The Commodity Futures Trading Commission (CFTC) awarded more than $15 million to five whistleblowers in fiscal year 2019, according to the agency’s annual report to Congress. The independent agency also fielded 455 whistleblower tips, complaints, and referrals last fiscal year.
In contrast, in FY2018, the CFTC paid more than $75 million to five whistleblowers and received 760 whistleblower tips, complaints, and referrals.
FY2018 was a banner year in terms of whistleblowing, though—one of the awards accounted for some $30 million and was the largest ever awarded since the program was created in 2010. The number of tips and complaints the CFTC received in 2018 might have stemmed from increased interest in virtual currencies and the CFTC’s efforts to encourage the public to report virtual currency fraud through its whistleblower program, the agency acknowledged in its annual report.
The Dodd-Frank Wall Street Reform and Consumer Protect Act, passed by Congress in 2010 as a response to the 2008 financial crisis, established the CFTC’s whistleblower program. The law also created a fund to pay whistleblower awards. The CFTC uses the fund to pay awards to whistleblowers who voluntarily provide original information to the CFTC that leads to a successful enforcement action by the agency in which monetary sanctions in excess of $1 million are imposed. Since the program was established, the CFTC has issued 14 awards to whistleblowers totaling about $100 million. Enforcement actions associated with those awards yielded sanctions totaling more than $800 million, the agency reported.
The biggest award in FY2019 was one for $7 million, a decision just announced at the end of September. Information provided by a whistleblower about misconduct triggered a CFTC investigation that found the Commodity Exchange Act had been violated. The award “demonstrates how integral whistleblowers have become to our enforcement efforts,” said CFTC Director of Enforcement James McDonald at the time it was announced.
Interestingly, the information provided by the whistleblower in that matter was not entirely accurate, the CFTC acknowledged when announcing the award. Still, even if somewhat inaccurate information provided by a whistleblower leads the CFTC to “open an investigation resulting in a successful enforcement action, we will reward them accordingly,” said CFTC Whistleblower Office Director Christopher Ehrman at that time.
The other four whistleblower awards made in FY2019 ranged from $1.5 million to $2.5 million. Of those awards, the amount of one was higher than it otherwise would have been because the whistleblower tried to report concerns internally before going to the CFTC. Another was lower than it otherwise would have been because the whistleblower delayed reporting to the agency.
The whistleblower program’s progress
The CFTC pays whistleblowers between 10 and 30 percent of the amount of monetary sanctions it collects in an enforcement action. Whistleblowers’ identities are protected, and employers may not retaliate against employees who report violations. According to the CFTC, employers also may not thwart whistleblowing attempts by threatening to enforce confidentiality agreements they might have with an employee.

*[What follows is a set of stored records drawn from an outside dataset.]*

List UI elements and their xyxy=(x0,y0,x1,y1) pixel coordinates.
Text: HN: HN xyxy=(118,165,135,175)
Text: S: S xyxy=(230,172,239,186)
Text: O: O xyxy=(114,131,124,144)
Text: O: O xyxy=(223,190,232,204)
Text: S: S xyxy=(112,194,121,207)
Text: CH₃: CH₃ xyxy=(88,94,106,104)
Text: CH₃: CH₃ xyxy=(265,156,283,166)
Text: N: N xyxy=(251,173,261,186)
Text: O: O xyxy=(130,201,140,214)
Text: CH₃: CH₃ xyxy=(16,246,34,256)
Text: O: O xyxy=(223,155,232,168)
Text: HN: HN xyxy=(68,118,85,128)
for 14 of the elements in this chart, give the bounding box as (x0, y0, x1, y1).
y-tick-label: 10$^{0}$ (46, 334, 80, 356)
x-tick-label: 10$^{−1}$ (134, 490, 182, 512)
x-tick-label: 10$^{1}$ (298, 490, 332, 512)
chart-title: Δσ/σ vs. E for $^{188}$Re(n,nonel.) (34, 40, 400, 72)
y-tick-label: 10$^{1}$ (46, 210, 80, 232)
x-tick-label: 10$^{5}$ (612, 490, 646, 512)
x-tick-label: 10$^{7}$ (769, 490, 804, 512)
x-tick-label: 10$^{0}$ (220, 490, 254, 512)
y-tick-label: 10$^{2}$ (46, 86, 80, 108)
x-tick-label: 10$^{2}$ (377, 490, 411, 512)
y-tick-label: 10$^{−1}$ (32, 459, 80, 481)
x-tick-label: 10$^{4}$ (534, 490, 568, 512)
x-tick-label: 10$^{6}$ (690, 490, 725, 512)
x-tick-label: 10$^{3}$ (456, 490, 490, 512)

Back in FY2012, the CFTC received just 58 whistleblower tips, complaints, or referrals. The number received each year increased steadily, reaching 465 in FY2017. The surge to 760 tips, complaints, or referrals in FY2018 was followed in FY2019 with just 455 tips, complaints, or referrals. Back in 2018, the CFTC issued a customer protection advisory warning people to beware of pump-and-dump schemes involving virtual currencies and digital coins. Such schemes create an artificial demand followed by a quick sale by the scheme’s perpetrators, who then pocket the ill-gained profit.
In FY2019, the CFTC also received 137 tips and complaints submitted by individuals who were not whistleblowers per se. (If they could become whistleblowers, the CFTC encourages them to do so, the agency explained in its annual report). These individuals reported concerns about activities as varied as money laundering, foreign bribery, inadequate risk controls, spoofing and other disruptive trading and market manipulation, and fraud involving virtual currencies.
Lori Tripoli is a writer based in the greater New York City area who focuses on legal and regulatory issues.